O porta-voz do Ministério francês de Assuntos Exteriores, site and Jean-Baptiste Mattéi, click assegurou à imprensa que seu país “encoraja todas as iniciativas” que facilitem um acordo humanitário para a troca de reféns por presos, viagra sale embora tenha especificado que corresponde ao Executivo de Bogotá e às Farc buscar e chegar a um consenso.
“Tomamos nota” dessa posição das Farc, disse o diplomata francês, que expressou seu apoio a qualquer passo que permita levar o acordo adiante.
Granda foi libertado no último dia 4 pelo presidente colombiano Álvaro Uribe, informando então que tinha decidido sobre isso a pedido do presidente francês, Nicolas Sarkozy. Em troca, Paris pediu em várias ocasiões à guerrilha que acene com um gesto para facilitar o processo de diálogo com o Governo.
Trata-se de alcançar um acordo para que as Farc libertem 56 pessoas que mantêm seqüestradas, entre as quais estão soldados, policiais e políticos, entre eles a franco-colombiana Ingrid Betancourt, além de três americanos.

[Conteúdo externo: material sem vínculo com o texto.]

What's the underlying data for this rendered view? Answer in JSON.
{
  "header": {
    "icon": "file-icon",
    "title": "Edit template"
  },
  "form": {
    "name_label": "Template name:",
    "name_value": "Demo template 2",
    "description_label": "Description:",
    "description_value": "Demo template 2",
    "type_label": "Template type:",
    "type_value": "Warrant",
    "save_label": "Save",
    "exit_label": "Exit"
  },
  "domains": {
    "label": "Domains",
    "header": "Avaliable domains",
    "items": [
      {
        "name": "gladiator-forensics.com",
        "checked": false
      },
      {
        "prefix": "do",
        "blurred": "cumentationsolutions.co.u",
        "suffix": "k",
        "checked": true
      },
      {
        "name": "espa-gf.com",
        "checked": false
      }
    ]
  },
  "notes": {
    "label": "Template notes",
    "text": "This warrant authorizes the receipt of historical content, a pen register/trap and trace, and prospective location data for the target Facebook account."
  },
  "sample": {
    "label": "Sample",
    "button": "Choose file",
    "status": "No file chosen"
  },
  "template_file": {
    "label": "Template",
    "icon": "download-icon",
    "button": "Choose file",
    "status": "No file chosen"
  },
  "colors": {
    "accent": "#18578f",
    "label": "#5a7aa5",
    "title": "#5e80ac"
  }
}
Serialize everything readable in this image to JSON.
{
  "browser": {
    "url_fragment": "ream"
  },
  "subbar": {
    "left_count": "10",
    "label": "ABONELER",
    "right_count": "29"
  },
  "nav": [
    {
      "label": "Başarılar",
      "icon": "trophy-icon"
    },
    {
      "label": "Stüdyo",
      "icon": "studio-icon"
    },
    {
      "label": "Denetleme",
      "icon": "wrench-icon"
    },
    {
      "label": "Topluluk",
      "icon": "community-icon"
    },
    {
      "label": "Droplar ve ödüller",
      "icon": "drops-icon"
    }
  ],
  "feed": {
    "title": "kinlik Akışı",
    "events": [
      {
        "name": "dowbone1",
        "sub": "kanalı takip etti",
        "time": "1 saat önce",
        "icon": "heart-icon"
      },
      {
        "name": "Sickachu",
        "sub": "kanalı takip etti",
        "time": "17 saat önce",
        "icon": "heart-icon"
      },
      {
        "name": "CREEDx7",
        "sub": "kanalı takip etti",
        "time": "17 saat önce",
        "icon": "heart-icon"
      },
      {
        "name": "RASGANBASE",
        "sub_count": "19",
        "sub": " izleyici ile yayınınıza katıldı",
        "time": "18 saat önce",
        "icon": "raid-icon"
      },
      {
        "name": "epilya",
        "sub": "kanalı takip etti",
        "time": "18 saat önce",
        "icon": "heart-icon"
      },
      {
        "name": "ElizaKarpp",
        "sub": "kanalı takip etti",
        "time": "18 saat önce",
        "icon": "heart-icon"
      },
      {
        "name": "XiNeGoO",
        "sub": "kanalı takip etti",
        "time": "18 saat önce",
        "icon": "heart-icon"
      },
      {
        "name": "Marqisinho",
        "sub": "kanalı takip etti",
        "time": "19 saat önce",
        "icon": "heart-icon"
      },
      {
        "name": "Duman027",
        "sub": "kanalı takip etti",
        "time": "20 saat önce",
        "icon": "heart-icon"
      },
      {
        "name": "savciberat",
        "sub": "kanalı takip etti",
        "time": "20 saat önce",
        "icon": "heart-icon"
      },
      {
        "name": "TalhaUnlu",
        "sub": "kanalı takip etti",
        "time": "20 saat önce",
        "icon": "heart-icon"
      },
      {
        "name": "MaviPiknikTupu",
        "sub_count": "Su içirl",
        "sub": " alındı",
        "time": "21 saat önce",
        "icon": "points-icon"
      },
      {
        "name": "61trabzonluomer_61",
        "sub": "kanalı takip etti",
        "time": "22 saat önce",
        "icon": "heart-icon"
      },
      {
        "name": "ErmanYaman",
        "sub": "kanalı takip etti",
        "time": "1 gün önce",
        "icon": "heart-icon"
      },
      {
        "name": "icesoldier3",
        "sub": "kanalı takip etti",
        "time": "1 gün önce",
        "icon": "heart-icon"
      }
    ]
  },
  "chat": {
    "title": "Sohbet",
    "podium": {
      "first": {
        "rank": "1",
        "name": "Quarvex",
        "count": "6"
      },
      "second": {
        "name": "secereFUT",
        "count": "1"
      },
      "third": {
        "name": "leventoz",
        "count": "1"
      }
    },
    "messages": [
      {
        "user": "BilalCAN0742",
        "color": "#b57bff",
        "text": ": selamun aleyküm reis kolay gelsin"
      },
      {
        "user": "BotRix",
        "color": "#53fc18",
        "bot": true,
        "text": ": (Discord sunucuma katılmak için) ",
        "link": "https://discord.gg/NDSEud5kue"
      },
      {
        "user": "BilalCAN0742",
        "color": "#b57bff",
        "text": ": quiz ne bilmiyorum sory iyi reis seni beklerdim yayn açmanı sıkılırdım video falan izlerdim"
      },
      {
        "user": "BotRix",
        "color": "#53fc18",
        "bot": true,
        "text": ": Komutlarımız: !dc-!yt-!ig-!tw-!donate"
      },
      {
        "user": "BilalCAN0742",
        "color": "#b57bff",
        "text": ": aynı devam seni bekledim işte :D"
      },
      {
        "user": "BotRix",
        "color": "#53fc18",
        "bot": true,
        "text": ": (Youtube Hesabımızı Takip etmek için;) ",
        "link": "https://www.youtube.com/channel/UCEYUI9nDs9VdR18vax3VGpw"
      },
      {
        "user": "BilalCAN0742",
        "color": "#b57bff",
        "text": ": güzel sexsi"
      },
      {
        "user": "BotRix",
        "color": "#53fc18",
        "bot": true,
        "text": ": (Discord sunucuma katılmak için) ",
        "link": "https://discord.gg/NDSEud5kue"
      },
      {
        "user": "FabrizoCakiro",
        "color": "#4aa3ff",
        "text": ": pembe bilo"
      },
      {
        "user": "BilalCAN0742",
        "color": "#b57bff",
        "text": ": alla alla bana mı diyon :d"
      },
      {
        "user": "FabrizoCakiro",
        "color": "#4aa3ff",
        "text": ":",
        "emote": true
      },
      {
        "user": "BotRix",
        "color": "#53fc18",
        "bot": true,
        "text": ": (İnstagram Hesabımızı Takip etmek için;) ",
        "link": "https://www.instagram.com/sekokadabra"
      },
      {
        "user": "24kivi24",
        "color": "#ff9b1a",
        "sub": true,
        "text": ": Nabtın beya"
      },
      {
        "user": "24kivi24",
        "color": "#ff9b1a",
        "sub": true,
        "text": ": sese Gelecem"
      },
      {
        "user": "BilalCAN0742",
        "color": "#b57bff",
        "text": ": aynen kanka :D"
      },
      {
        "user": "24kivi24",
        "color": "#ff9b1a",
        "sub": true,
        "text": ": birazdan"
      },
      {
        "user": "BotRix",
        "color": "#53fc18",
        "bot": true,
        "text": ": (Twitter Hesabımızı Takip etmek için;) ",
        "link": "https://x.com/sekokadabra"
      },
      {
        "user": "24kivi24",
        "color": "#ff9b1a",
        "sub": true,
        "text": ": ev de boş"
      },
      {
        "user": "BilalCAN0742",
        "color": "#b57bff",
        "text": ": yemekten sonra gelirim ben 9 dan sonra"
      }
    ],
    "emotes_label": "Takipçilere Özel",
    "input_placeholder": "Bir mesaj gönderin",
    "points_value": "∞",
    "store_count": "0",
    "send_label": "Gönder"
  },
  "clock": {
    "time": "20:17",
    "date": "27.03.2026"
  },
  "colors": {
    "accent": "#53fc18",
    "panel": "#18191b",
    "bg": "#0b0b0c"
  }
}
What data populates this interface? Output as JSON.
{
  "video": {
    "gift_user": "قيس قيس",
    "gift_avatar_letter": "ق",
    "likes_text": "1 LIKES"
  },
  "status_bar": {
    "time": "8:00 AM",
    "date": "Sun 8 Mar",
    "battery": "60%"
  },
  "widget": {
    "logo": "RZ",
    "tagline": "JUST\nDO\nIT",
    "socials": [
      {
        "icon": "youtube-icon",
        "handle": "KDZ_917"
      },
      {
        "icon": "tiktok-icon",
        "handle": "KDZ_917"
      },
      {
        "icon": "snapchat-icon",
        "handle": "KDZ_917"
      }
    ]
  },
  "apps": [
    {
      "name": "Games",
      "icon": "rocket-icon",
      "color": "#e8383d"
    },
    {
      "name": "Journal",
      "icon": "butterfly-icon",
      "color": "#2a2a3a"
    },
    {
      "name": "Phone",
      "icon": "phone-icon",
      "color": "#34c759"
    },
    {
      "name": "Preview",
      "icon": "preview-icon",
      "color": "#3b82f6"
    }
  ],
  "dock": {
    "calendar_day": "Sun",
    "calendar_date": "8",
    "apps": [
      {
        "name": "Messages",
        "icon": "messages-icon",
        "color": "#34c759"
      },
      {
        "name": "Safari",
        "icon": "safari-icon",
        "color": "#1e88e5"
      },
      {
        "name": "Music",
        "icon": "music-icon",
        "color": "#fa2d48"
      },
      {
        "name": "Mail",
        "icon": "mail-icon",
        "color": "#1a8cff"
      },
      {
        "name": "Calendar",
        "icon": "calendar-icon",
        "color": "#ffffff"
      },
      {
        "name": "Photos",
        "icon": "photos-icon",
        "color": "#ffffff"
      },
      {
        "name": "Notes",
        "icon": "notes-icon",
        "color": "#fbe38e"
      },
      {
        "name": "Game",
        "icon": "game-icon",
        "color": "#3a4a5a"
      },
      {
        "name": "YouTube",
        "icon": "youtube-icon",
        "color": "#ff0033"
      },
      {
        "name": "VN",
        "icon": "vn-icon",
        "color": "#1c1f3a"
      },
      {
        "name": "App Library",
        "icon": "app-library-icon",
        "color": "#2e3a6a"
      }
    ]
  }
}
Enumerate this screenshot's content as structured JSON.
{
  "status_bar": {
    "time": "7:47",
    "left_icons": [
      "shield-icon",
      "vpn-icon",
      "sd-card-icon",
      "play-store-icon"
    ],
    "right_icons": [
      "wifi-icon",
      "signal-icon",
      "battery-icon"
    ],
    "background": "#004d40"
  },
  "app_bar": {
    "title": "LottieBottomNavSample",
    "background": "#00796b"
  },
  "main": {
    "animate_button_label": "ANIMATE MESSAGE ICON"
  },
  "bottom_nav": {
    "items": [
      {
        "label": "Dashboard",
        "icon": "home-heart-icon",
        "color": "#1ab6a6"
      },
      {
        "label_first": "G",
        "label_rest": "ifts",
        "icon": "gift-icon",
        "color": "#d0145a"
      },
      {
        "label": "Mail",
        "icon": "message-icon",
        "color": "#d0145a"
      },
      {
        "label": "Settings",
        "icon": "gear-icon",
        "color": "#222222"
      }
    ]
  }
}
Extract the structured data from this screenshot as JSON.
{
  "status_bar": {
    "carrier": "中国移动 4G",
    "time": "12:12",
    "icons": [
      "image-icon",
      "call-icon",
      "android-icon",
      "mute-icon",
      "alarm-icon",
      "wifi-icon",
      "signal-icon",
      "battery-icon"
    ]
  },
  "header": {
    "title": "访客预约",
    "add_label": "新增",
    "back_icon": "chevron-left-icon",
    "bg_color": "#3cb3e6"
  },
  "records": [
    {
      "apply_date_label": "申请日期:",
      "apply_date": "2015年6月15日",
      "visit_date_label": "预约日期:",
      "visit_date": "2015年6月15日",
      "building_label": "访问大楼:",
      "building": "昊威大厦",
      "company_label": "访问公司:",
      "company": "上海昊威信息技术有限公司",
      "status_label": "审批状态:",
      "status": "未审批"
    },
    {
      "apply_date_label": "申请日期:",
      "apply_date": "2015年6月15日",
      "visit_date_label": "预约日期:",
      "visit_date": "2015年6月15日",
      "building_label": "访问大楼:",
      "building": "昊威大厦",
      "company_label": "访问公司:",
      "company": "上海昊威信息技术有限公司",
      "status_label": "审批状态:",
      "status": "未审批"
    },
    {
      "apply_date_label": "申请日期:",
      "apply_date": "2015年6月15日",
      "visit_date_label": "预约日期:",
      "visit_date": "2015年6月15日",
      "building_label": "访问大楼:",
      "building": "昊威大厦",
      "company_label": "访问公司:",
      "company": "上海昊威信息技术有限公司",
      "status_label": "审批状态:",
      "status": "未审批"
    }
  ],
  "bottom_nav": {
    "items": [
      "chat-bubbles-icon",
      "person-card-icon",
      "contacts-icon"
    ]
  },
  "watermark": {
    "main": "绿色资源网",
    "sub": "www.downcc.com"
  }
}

Em troca, as Farc querem a libertação de quinhentos guerrilheiros e de dois extraditados aos Estados Unidos, mediante a negociação de um acordo em um território “desmilitarizado”, as localidades de Florida e Pradera, no sudoeste do país, condição que Uribe não aceita.
No dia 18 de junho, Granda, considerado “o chanceler” das Farc, foi transferido para Havana com autorização do Governo colombiano, após permanecer desde sua libertação na sede da Conferência Episcopal da Colômbia, em Bogotá.
Granda foi libertado incondicionalmente para que atuasse como “gerente de paz” em busca do citado acordo de troca, além de outros 150 rebeldes que foram libertados recentemente como medida unilateral.